- Born: Greek: Ελευθερία Ζεγγίνη English: Eleftheria Zeggini Volos, Greece
- Education: University of Manchester Institute of Science and Technology (BSc); University of Manchester (PhD);
- Awards: Suffrage Science award (2014)
- Scientific career
- Fields: Digital health Human genetics
- Workplaces: Helmholtz Zentrum München; Technical University of Munich; Wellcome Trust Sanger Institute; University of Oxford; University of Leicester; Wellcome Trust Centre for Human Genetics;
- Thesis: Genetic dissection of the major histocompatibility complex in juvenile oligoarthritis (2002)
- Website: www.helmholtz-muenchen.de/itg/staff/staff-details/ma/8984/Professor-Zeggini/

= Eleftheria Zeggini =

British geneticist

Eleftheria Zeggini (Ελευθερία Ζεγγίνη) is a director of the institute of translational genomics in Helmholtz Zentrum München and a professor at the Technical University of Munich (TUM).
Previously she served as a research group leader at the Wellcome Trust Sanger Institute from 2008 to 2018 and an honorary professor in the department of health sciences at the University of Leicester in the UK.

==Education==
Zeggini was educated at the University of Manchester Institute of Science and Technology (UMIST) where she was awarded a Bachelor of Science degree in Biochemistry in 1999. She continued her studies on the immunogenetics of the major histocompatibility complex in childhood arthritis at the Arthritis Research UK epidemiology unit at the University of Manchester, and was awarded a PhD in 2002.

==Career and research==
Following her PhD, Zeggini was a postdoctoral researcher at the Wellcome Trust Centre for Human Genetics at the University of Oxford where she later became a Wellcome Trust research career development fellow. She has been a group leader at the Sanger since 2008. As of 2020, according to Google scholar and Scopus her most cited work has been published in Science and Nature Genetics.

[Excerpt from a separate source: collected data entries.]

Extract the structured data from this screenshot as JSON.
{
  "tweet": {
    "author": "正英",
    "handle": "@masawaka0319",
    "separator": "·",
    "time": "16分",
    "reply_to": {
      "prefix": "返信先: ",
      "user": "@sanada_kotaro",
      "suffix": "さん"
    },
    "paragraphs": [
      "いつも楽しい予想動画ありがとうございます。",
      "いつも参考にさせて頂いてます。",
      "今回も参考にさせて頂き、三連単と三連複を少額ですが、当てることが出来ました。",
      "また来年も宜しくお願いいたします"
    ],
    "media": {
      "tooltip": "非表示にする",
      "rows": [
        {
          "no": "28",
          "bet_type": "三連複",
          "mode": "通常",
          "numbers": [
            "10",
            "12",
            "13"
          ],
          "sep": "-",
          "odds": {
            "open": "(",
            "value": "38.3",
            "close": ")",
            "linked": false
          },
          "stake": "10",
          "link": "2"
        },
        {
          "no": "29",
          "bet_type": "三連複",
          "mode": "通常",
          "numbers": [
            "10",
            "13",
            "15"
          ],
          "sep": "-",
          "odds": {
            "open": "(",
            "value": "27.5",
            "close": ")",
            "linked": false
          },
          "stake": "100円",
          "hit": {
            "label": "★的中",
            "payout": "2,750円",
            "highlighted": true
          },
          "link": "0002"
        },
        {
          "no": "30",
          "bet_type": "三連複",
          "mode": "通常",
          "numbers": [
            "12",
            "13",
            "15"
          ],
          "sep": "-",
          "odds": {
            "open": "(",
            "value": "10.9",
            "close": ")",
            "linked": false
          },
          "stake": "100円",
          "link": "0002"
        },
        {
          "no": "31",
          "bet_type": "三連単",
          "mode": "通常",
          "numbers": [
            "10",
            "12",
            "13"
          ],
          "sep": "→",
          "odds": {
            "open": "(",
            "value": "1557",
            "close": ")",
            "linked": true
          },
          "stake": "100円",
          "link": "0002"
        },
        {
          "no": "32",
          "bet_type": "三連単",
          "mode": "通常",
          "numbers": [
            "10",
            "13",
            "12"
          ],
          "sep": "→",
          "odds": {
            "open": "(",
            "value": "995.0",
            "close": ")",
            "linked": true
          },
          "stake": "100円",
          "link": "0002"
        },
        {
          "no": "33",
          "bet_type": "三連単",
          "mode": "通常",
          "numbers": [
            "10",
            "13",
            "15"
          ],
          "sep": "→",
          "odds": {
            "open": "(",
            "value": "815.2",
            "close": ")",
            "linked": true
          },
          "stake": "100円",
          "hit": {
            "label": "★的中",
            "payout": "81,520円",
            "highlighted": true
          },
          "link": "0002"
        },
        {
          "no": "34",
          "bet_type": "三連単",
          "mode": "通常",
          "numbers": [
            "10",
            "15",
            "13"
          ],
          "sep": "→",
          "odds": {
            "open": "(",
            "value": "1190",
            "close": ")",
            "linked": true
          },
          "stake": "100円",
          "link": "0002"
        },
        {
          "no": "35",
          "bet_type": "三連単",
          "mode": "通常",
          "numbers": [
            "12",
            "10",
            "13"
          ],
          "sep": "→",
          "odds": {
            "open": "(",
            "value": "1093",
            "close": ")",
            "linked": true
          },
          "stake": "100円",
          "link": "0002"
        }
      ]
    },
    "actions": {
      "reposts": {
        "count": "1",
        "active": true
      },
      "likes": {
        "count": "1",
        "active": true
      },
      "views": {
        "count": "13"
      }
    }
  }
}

As of 2015 her work investigates the genetics of complex phenotypic traits in humans using genetic association studies to identify novel disease loci. In a study published in 2017, her team reported the discovery of a genetic variant in Mediterranean Cretan villagers that protected them against the harmful effects of 'bad' fats and cholesterol as well as decrease the risk of cardiovascular disease.

===Awards and honours===
Zeggini won the Suffrage Science award in 2014. She was elected a Fellow of the Academy of Medical Sciences in 2020.

==Personal life==
Zeggini was born and raised in Volos, Greece.